Niemand geringeres als Mark Reinhold höchstselbst hat Project Leyden ins Leben gerufen und sich auch gleich als Projektleiter ins Spiel gebracht. An Bord für das ambitionierte Projekt wüsste er unter anderem Alex Buckley, Bob Vandette, Claes Redestad, Igor Veresov, Ioi Lam, Mandy Chung und Vladimir Kozlov gerne als Reviewer an seiner Seite. Natürlich mit der Option, das Team zu erweitern.

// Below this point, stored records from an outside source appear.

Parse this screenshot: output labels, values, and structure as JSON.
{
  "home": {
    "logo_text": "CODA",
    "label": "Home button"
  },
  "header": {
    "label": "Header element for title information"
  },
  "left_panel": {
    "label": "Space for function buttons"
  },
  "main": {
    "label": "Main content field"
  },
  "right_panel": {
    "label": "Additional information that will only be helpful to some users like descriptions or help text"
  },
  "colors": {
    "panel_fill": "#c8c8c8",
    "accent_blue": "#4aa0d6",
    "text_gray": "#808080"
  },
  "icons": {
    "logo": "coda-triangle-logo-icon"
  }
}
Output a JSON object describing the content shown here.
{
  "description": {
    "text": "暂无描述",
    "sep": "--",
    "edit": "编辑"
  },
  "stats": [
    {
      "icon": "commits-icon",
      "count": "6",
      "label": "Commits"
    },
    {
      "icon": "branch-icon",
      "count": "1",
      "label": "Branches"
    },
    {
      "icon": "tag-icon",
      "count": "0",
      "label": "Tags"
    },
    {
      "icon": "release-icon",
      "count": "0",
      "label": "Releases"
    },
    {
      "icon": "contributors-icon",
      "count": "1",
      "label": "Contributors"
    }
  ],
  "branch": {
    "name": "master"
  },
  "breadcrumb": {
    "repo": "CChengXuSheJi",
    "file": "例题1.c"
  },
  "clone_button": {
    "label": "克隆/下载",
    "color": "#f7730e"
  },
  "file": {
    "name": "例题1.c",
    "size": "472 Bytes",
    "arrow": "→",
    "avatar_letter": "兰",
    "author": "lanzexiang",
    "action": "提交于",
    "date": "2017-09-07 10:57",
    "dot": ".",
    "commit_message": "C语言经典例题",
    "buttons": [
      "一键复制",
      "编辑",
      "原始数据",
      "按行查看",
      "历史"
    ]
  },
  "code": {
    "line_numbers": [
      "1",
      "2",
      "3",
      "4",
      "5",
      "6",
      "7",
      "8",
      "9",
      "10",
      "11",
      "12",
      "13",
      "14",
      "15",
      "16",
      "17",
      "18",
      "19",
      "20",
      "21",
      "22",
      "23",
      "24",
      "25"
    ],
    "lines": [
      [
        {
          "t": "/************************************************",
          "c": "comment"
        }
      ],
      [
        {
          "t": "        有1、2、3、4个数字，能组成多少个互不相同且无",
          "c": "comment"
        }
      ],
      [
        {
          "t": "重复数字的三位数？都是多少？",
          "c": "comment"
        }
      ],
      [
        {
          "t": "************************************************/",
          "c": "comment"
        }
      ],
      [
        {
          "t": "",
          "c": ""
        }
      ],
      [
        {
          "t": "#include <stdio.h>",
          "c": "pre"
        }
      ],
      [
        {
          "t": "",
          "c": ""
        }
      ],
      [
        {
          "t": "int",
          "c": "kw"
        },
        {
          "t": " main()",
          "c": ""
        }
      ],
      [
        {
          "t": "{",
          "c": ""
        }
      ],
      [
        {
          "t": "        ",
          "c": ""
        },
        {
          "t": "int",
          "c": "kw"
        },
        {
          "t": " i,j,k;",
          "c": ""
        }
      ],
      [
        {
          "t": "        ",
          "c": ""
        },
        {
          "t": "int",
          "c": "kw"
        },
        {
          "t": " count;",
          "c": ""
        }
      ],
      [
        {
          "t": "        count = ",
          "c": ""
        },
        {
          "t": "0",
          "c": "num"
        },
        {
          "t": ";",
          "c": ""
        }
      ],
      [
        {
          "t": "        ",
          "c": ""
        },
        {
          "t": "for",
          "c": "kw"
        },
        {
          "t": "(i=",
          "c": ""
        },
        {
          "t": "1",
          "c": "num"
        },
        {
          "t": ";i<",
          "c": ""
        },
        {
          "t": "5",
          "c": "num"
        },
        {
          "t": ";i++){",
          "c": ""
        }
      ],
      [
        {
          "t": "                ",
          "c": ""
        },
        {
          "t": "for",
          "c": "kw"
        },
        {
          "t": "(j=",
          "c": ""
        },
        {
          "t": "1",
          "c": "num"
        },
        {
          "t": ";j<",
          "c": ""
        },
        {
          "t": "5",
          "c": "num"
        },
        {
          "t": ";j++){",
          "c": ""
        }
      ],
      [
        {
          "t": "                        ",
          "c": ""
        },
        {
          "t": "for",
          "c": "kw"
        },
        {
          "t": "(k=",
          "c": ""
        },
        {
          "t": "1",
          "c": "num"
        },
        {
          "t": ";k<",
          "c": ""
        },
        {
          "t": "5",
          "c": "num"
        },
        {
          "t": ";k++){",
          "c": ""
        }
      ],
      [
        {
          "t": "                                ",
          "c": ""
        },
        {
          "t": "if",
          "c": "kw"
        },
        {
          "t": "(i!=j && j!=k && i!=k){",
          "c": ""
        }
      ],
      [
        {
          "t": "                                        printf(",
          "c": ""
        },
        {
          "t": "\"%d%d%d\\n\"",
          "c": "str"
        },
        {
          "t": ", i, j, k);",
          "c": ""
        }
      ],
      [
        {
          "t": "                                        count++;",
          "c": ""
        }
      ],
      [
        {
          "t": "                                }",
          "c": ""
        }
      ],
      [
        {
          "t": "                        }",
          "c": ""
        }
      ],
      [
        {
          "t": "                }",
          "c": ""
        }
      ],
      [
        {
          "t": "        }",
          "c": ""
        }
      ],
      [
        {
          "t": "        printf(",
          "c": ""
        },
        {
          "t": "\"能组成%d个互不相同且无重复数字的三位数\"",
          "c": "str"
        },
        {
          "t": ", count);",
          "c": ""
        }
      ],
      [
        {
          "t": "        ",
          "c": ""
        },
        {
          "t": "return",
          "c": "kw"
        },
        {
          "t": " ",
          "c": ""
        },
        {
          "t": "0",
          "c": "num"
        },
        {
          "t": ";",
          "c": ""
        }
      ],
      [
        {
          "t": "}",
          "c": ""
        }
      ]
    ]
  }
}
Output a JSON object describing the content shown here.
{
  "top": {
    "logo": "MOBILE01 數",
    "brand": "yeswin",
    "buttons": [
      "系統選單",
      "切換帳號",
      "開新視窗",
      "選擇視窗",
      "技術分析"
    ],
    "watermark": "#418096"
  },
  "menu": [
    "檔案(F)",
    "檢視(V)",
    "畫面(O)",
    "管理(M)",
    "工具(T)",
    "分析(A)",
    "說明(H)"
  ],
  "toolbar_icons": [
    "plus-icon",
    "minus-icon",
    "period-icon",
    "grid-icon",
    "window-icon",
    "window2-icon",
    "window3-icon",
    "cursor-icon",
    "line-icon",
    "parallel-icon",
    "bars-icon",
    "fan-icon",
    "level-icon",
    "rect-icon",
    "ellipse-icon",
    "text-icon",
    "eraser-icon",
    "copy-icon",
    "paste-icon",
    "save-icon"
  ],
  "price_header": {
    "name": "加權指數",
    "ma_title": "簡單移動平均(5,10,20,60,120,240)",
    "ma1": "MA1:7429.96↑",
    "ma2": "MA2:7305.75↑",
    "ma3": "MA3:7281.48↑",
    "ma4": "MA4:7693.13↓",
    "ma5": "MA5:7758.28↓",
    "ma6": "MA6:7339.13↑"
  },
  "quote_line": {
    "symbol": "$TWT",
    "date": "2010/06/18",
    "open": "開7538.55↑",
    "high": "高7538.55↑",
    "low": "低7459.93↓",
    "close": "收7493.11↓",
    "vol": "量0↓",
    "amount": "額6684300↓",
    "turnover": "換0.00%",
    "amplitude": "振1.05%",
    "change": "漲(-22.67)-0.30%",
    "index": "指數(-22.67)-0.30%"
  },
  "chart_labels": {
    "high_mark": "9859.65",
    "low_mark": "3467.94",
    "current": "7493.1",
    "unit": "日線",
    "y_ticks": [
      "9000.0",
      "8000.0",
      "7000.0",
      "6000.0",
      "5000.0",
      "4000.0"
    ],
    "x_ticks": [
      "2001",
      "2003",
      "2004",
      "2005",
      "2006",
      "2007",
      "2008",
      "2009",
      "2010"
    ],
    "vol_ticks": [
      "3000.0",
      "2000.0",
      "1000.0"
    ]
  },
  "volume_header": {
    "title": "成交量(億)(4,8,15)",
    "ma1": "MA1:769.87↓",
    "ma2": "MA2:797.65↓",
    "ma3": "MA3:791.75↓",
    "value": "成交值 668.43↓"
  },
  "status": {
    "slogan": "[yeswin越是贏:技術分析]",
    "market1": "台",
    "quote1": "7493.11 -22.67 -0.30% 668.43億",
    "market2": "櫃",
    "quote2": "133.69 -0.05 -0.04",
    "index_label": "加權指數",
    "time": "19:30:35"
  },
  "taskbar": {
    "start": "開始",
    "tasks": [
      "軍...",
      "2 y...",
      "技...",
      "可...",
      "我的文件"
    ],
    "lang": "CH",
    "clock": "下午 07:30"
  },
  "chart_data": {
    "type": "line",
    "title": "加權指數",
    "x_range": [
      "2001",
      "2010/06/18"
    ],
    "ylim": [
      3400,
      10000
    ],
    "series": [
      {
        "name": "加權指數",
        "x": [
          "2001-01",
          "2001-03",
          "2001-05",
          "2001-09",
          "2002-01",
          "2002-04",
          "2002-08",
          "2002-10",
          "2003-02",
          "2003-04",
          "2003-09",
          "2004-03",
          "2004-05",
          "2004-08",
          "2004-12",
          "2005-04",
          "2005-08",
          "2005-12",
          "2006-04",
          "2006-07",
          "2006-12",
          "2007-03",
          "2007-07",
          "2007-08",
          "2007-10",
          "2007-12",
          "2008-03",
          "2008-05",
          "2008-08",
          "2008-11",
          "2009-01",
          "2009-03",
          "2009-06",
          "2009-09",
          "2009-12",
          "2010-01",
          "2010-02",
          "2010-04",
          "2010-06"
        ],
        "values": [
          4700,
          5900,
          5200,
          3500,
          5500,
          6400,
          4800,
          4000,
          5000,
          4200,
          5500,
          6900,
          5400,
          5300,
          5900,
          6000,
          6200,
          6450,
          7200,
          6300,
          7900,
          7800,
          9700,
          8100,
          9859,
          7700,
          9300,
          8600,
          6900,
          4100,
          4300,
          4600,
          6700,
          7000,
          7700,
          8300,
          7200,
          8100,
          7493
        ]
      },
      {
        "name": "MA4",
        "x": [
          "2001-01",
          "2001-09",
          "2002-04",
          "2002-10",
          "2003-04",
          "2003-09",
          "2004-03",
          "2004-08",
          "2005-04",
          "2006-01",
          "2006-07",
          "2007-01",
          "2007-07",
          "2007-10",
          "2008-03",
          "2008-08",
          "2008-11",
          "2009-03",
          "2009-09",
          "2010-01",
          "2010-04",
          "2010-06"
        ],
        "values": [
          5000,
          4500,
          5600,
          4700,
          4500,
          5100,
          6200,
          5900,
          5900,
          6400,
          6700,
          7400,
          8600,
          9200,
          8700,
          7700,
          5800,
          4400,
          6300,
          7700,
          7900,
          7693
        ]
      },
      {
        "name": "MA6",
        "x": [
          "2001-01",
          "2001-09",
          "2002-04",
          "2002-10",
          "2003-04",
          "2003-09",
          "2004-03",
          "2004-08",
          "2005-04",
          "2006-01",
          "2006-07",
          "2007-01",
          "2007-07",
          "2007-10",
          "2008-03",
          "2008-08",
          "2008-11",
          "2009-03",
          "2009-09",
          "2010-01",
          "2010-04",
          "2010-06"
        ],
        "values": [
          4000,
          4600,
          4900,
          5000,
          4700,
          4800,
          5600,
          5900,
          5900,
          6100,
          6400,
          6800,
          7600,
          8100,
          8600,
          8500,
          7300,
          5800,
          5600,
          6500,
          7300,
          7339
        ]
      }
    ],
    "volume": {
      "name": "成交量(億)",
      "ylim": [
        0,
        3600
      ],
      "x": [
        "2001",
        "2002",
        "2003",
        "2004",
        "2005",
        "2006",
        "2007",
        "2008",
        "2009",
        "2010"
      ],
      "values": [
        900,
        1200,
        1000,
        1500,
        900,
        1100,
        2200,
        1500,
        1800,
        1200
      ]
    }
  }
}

Doch worum genau geht es? Einfach gesagt: Um die Verbesserung der Startgeschwindigkeit von Java und der Zeit, bis Java die höchste Leistung (Peak Performance) erreicht sowie die Verkleinerung des Footprints. Das klingt erstmal nicht trivial, sondern nach einem umfangreichen Unterfangen. Die Lösung allerdings könnte simpler nicht ausgedrückt sein: Static Images. Laut Reinhold sind diese statischen Images eigenständige Programme, die aus einer bestimmten Anwendung hervorgehen und nur genau diese Anwendung ausführen, keine andere. Zudem haben Static Images, wie der Name vermuten lässt, eine gewisse Beständigkeit. Soll heißen, sie sollen nicht in der Lage sein, Klassen von außerhalb des Images selbst zu laden oder zur Laufzeit neuen Bytecode ausführen.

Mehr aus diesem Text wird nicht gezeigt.